LEED awards less credit than you would think — one point — for saving an old building, but there are always inherent efficiencies to restoring older structures with noble materials, not to mention preserving the unique stories they have to tell. We salvaged existing pine flooring and reused it at some public portions of the entresol, and supplemented it with much more antique pine flooring salvaged elsewhere in the area. An elder craftsman restored an unusual heavy timber spiral staircase, which with small moves like adding bronze railings, could be used for required exiting without compromising original details or character, or building more than one new stair. Removed paint layers exposed granite façade elements. With Cypress Building Conservation’s research of samples taken on site, we specified integrally colored lime plaster wall finishes that are closer to the historical formula than the Vieux Carre mix, which still contains some Portland cement, and whose hardness is not completely compatible with underlying soft historical bricks. The courtyard well and brick paving of the 19th-century habitation were restored, and without waste now show both history and hydrology.

 

As you work with building owners and homeowners across the city, how invested are residents in the new way of thinking about water and resilience? Do we have community “buy-in” for the idea of storing water and living with water here?
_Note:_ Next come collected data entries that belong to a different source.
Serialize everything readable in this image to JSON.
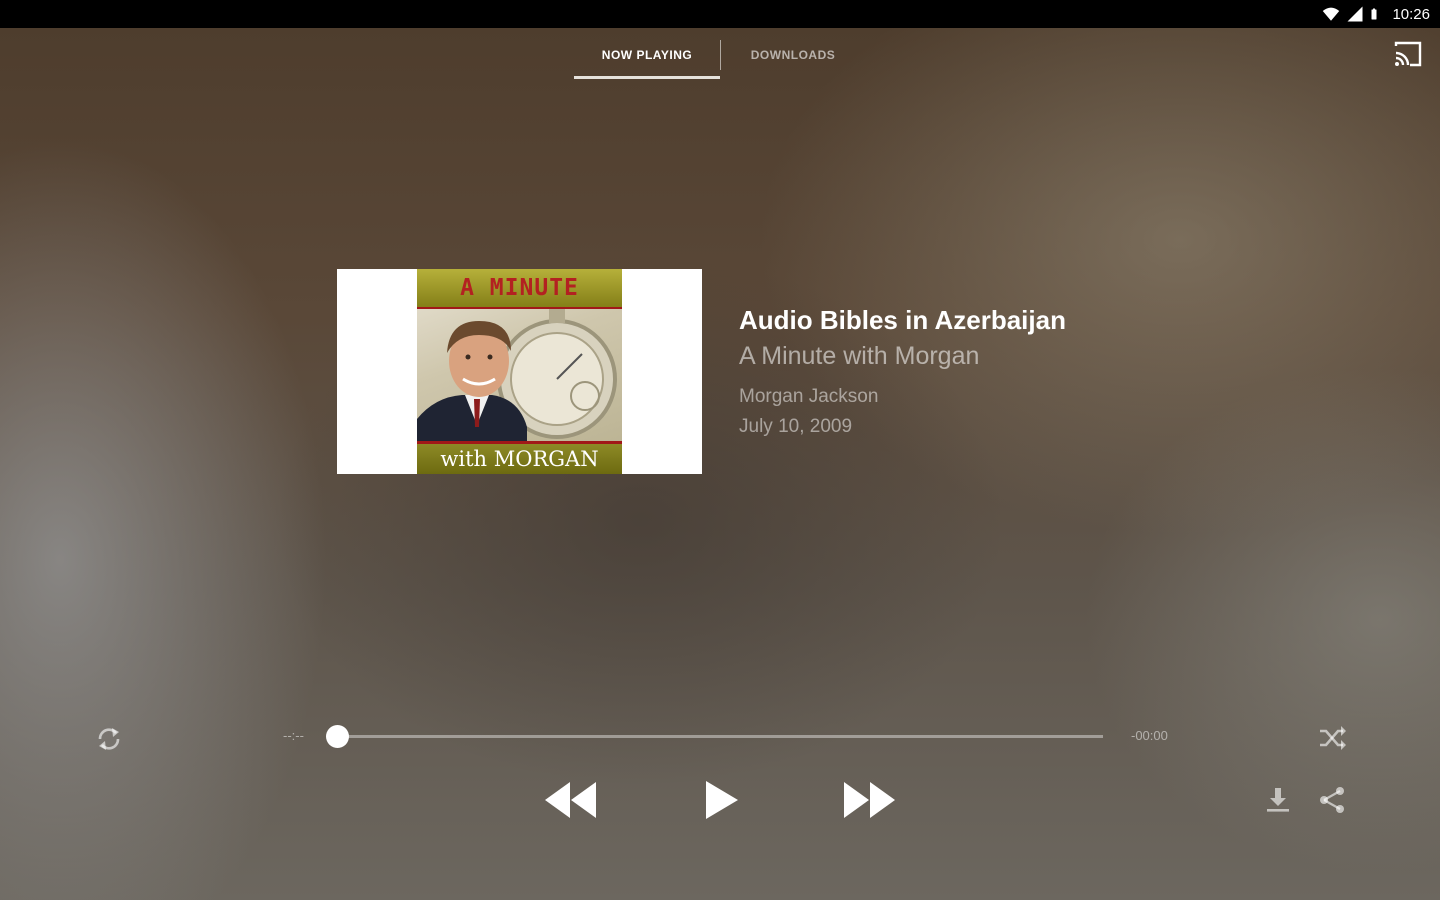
{
  "status_bar": {
    "time": "10:26",
    "icons": [
      "wifi-icon",
      "cell-signal-icon",
      "battery-icon"
    ]
  },
  "tabs": [
    {
      "label": "NOW PLAYING",
      "selected": true
    },
    {
      "label": "DOWNLOADS",
      "selected": false
    }
  ],
  "toolbar": {
    "cast_icon": "cast-icon"
  },
  "artwork": {
    "top_text": "A MINUTE",
    "bottom_text": "with MORGAN"
  },
  "episode": {
    "title": "Audio Bibles in Azerbaijan",
    "show": "A Minute with Morgan",
    "author": "Morgan Jackson",
    "date": "July 10, 2009"
  },
  "player": {
    "elapsed": "--:--",
    "remaining": "-00:00",
    "progress_fraction": 0,
    "controls": [
      "repeat-icon",
      "rewind-icon",
      "play-icon",
      "fast-forward-icon",
      "shuffle-icon",
      "download-icon",
      "share-icon"
    ]
  },
  "colors": {
    "status_bar": "#000000",
    "tab_indicator": "#e6e2dc",
    "artwork_banner": "#847f18",
    "artwork_accent": "#a11818"
  }
}
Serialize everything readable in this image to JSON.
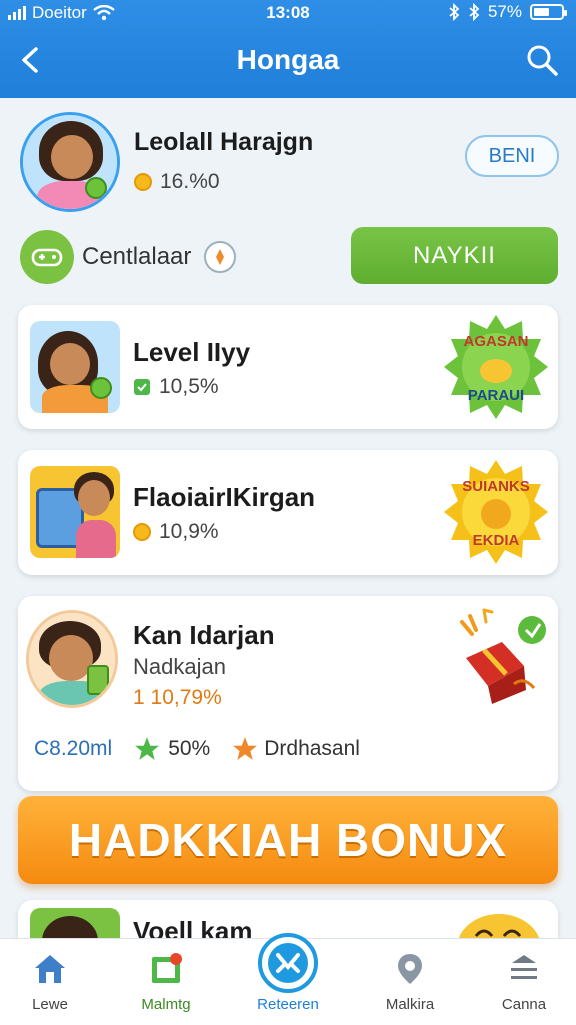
{
  "status_bar": {
    "carrier": "Doeitor",
    "time": "13:08",
    "battery": "57%",
    "battery_level": 0.57
  },
  "header": {
    "title": "Hongaa"
  },
  "profile": {
    "name": "Leolall Harajgn",
    "stat": "16.%0",
    "button_label": "BENI",
    "control_label": "Centlalaar",
    "action_label": "NAYKII"
  },
  "cards": [
    {
      "title": "Level IIyy",
      "stat": "10,5%",
      "badge_top": "AGASAN",
      "badge_bottom": "PARAUI"
    },
    {
      "title": "FlaoiairIKirgan",
      "stat": "10,9%",
      "badge_top": "SUIANKS",
      "badge_bottom": "EKDIA"
    },
    {
      "title": "Kan Idarjan",
      "subtitle": "Nadkajan",
      "stat": "1 10,79%",
      "stats": [
        {
          "label": "C8.20ml"
        },
        {
          "label": "50%"
        },
        {
          "label": "Drdhasanl"
        }
      ]
    }
  ],
  "bonus": {
    "label": "HADKKIAH BONUX"
  },
  "partial_card": {
    "title": "Voell kam"
  },
  "bottom_nav": [
    {
      "label": "Lewe",
      "icon": "home-icon"
    },
    {
      "label": "Malmtg",
      "icon": "map-icon"
    },
    {
      "label": "Reteeren",
      "icon": "center-action-icon"
    },
    {
      "label": "Malkira",
      "icon": "location-icon"
    },
    {
      "label": "Canna",
      "icon": "menu-icon"
    }
  ],
  "colors": {
    "header_blue": "#1f7fd9",
    "action_green": "#66b535",
    "bonus_orange": "#f58a10",
    "stat_orange": "#e07a12"
  }
}
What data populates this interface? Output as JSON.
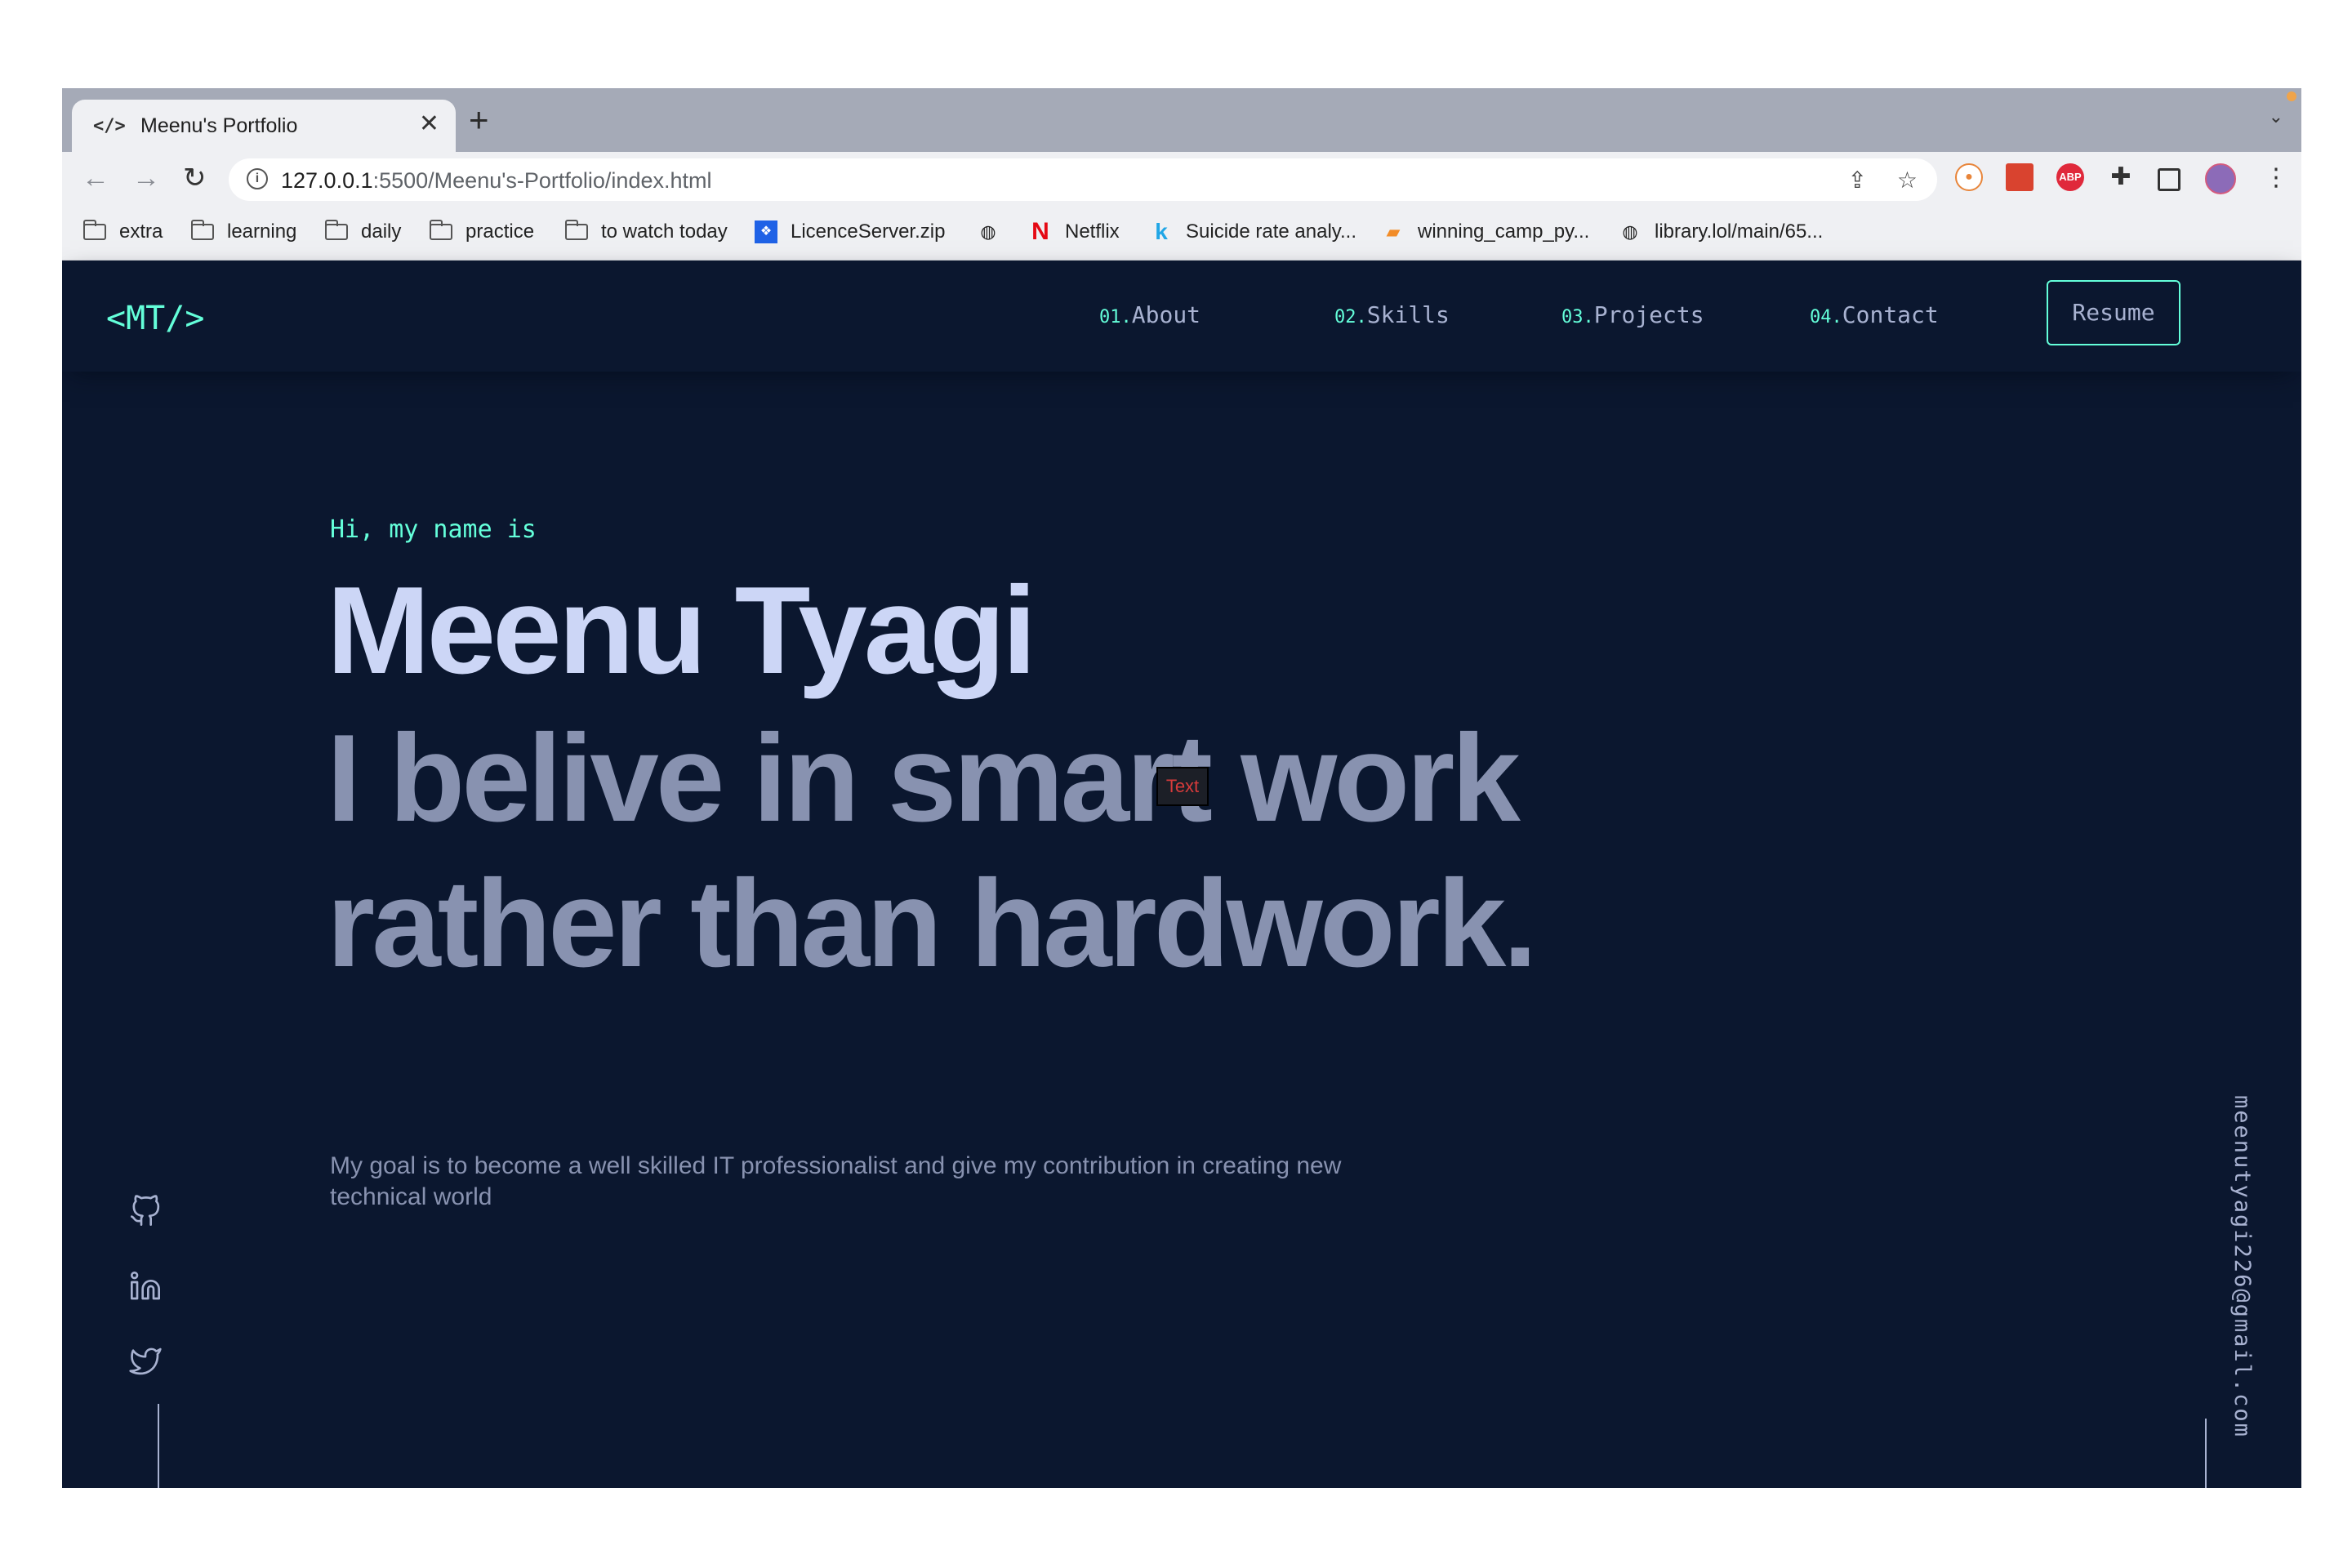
{
  "browser": {
    "tab": {
      "icon": "code-icon",
      "title": "Meenu's Portfolio"
    },
    "new_tab": "+",
    "url": {
      "host": "127.0.0.1",
      "rest": ":5500/Meenu's-Portfolio/index.html"
    },
    "bookmarks": [
      {
        "label": "extra",
        "icon": "folder-icon"
      },
      {
        "label": "learning",
        "icon": "folder-icon"
      },
      {
        "label": "daily",
        "icon": "folder-icon"
      },
      {
        "label": "practice",
        "icon": "folder-icon"
      },
      {
        "label": "to watch today",
        "icon": "folder-icon"
      },
      {
        "label": "LicenceServer.zip",
        "icon": "dropbox-icon"
      },
      {
        "label": "",
        "icon": "globe-icon"
      },
      {
        "label": "Netflix",
        "icon": "netflix-icon"
      },
      {
        "label": "Suicide rate analy...",
        "icon": "kaggle-icon"
      },
      {
        "label": "winning_camp_py...",
        "icon": "notebook-icon"
      },
      {
        "label": "library.lol/main/65...",
        "icon": "globe-icon"
      }
    ]
  },
  "site": {
    "logo": "<MT/>",
    "nav": [
      {
        "num": "01.",
        "label": "About"
      },
      {
        "num": "02.",
        "label": "Skills"
      },
      {
        "num": "03.",
        "label": "Projects"
      },
      {
        "num": "04.",
        "label": "Contact"
      }
    ],
    "resume": "Resume",
    "hero": {
      "greeting": "Hi, my name is",
      "name": "Meenu Tyagi",
      "tagline_1": "I belive in smart work",
      "tagline_2": "rather than hardwork.",
      "marker": "Text",
      "goal": "My goal is to become a well skilled IT professionalist and give my contribution in creating new technical world"
    },
    "social": [
      "github-icon",
      "linkedin-icon",
      "twitter-icon"
    ],
    "email": "meenutyagi226@gmail.com"
  },
  "colors": {
    "bg": "#0b172f",
    "accent": "#64ffda",
    "heading": "#ccd6f6",
    "muted": "#8892b0"
  }
}
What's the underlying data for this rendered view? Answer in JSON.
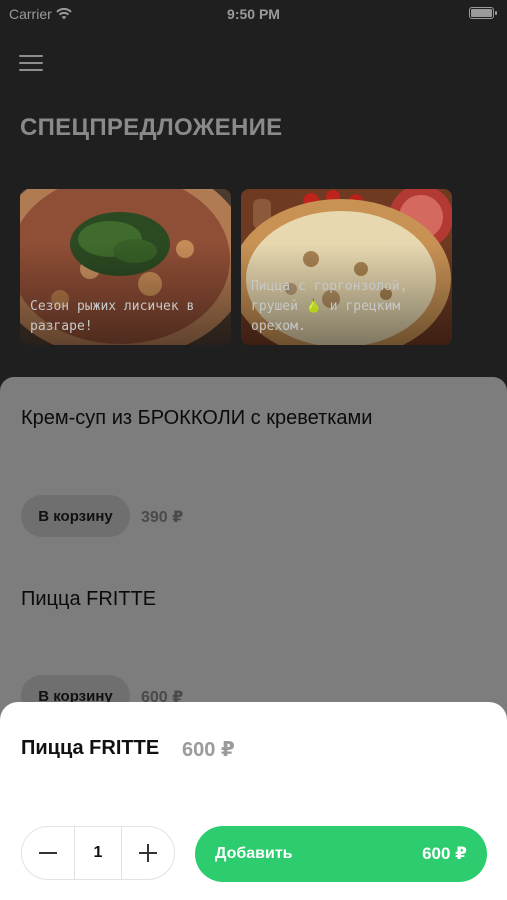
{
  "status_bar": {
    "carrier": "Carrier",
    "time": "9:50 PM"
  },
  "header": {
    "section_title": "СПЕЦПРЕДЛОЖЕНИЕ"
  },
  "promos": [
    {
      "text": "Сезон рыжих лисичек в разгаре!"
    },
    {
      "text": "Пицца с горгонзолой, грушей 🍐 и грецким орехом."
    }
  ],
  "products": [
    {
      "title": "Крем-суп из БРОККОЛИ с креветками",
      "cart_label": "В корзину",
      "price": "390 ₽"
    },
    {
      "title": "Пицца FRITTE",
      "cart_label": "В корзину",
      "price": "600 ₽"
    }
  ],
  "add_sheet": {
    "title": "Пицца FRITTE",
    "price": "600 ₽",
    "quantity": "1",
    "add_label": "Добавить",
    "add_price": "600 ₽"
  },
  "colors": {
    "accent": "#2dcc6f",
    "background": "#1f1f1f"
  }
}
While individuals can only do so much, it is essential that we each appreciate we have a role to play. We also need to inspire new ways of building and managing the big system. Political buy-in usually starts with citizens, but we’ve seen the city, as well as the state with its Louisiana SAFE program, take positive steps. The Gentilly Resilience District, of which Mirabeau is a part, is a prototype for integrated district-scale water management. We are now working with the city on water storage projects in City Park, and, of course, the updated CZO (Comprehensive Zoning Ordinance) now includes water storage requirements for new construction.

The business community also now recognizes the issues and is taking up the charge. We are pursuing water projects with support from the Business Council and Downtown Development District. Our streets and public spaces are seen differently through the water management lens. The Water Collaborative is coming into its own as an organization. Ripple Effect is educating our children in public schools about water and design.

Finally, design community buy-in is also critical, including our engineering partners in the public and private sector. We need to be the loudest advocates for change, backed up by new ideas. It’s not only about what’s in the Water Plan. There are many projects out there to discover and create. We’re all about building America’s Water City.